The problem to solve which clusters and ftp mirrors and otherwise replicated datasets like CPAN share: how to transfer only a minimum amount of data to determine the diff between two hosts.

Normally it takes a long time to determine the diff itself before it can be transferred. Known solutions at the time of this writing are csync2, and rsync 3 batch mode.

For many years the best solution was csync2 which solves the problem by maintaining a sqlite database on both ends and talking a highly sophisticated protocol to quickly determine which files to send and which to delete at any given point in time. Csync2 is often inconvenient because it is push technology and the act of syncing demands quite an intimate relationship between the sender and the receiver. This is hard to achieve in an environment of loosely coupled sites where the number of sites is large or connections are unreliable or network topology is changing.

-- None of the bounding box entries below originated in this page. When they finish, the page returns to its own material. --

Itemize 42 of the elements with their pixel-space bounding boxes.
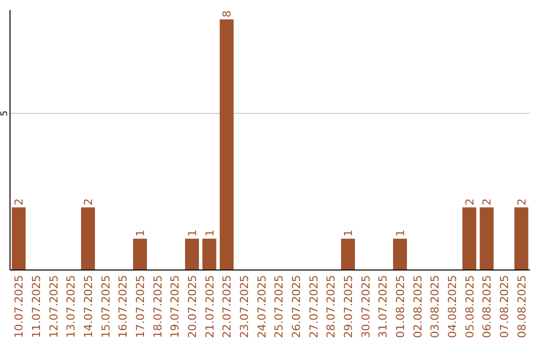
x-tick-label: 22.07.2025 (220, 275, 234, 338)
x-tick-label: 04.08.2025 (446, 275, 459, 338)
data-label: 2 (480, 198, 494, 206)
data-label: 2 (82, 198, 95, 206)
x-tick-label: 06.08.2025 (480, 275, 494, 338)
x-tick-label: 12.07.2025 (47, 275, 60, 338)
x-tick-label: 17.07.2025 (134, 275, 147, 338)
x-tick-label: 07.08.2025 (498, 275, 511, 338)
x-tick-label: 23.07.2025 (238, 275, 251, 338)
x-tick-label: 14.07.2025 (82, 275, 95, 338)
data-label: 1 (342, 230, 355, 237)
data-label: 2 (515, 198, 528, 206)
data-label: 1 (203, 230, 216, 237)
x-tick-label: 16.07.2025 (116, 275, 130, 338)
x-tick-label: 27.07.2025 (307, 275, 320, 338)
x-tick-label: 10.07.2025 (12, 275, 26, 338)
x-tick-label: 21.07.2025 (203, 275, 216, 338)
x-tick-label: 20.07.2025 (186, 275, 199, 338)
x-tick-label: 19.07.2025 (168, 275, 182, 338)
x-tick-label: 30.07.2025 (359, 275, 372, 338)
x-tick-label: 15.07.2025 (99, 275, 112, 338)
data-label: 1 (394, 230, 407, 237)
x-tick-label: 13.07.2025 (64, 275, 78, 338)
x-tick-label: 29.07.2025 (342, 275, 355, 338)
data-label: 1 (186, 230, 199, 237)
x-tick-label: 05.08.2025 (463, 275, 476, 338)
x-tick-label: 03.08.2025 (428, 275, 442, 338)
x-tick-label: 02.08.2025 (411, 275, 424, 338)
data-label: 2 (463, 198, 476, 206)
y-tick-label: 5 (0, 110, 10, 116)
x-tick-label: 01.08.2025 (394, 275, 407, 338)
x-tick-label: 26.07.2025 (290, 275, 303, 338)
x-tick-label: 11.07.2025 (30, 275, 43, 338)
x-tick-label: 28.07.2025 (324, 275, 338, 338)
data-label: 2 (12, 198, 26, 206)
x-tick-label: 24.07.2025 (255, 275, 268, 338)
x-tick-label: 25.07.2025 (272, 275, 286, 338)
x-tick-label: 31.07.2025 (376, 275, 390, 338)
data-label: 1 (134, 230, 147, 237)
x-tick-label: 18.07.2025 (151, 275, 164, 338)
data-label: 8 (220, 10, 234, 18)
x-tick-label: 08.08.2025 (515, 275, 528, 338)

Rsync 3 batch mode works around these problems by providing rsync-able batch files which allow receiving nodes to replay the history of the other nodes. This reduces the need to have an incestuous relation but it has the disadvantage that these batch files replicate the contents of the involved files. This seems inappropriate when the nodes already have a means of communicating over rsync.

rersyncrecent solves this problem with a couple of (usually 2-10) index files which cover different overlapping time intervals. The master writes these files and the clients/slaves can construct the full tree from the information contained in them. The most recent index file usually covers the last seconds or minutes or hours of the tree and depending on the needs, slaves can rsync every few seconds or minutes and then bring their trees in full sync.

The rersyncrecent mode was developed for CPAN but I hope it is a convenient and economic general purpose solution. I'm looking forward to see a CPAN backbone that is only a few seconds behind PAUSE. And then ... the first FUSE based CPAN filesystem anyone?

FUTURE DIRECTIONS

Currently the origin server must keep track of injected and removed files. Should be supported by an inotify-based assistant.

SEE ALSO

File::Rsync::Mirror::Recentfile, File::Rsync::Mirror::Recentfile::Done, File::Rsync::Mirror::Recentfile::FakeBigFloat

BUGS

Please report any bugs or feature requests through the web interface at http://rt.cpan.org/NoAuth/ReportBug.html?Queue=File-Rsync-Mirror-Recent. I will be notified, and then you'll automatically be notified of progress on your bug as I make changes.

SUPPORT

You can find documentation for this module with the perldoc command.

perldoc File::Rsync::Mirror::Recent

You can also look for information at:

ACKNOWLEDGEMENTS

Thanks to RJBS for module-starter.

AUTHOR

Andreas König

COPYRIGHT & LICENSE

Copyright 2008, 2009 Andreas König.

This program is free software; you can redistribute it and/or modify it under the same terms as Perl itself.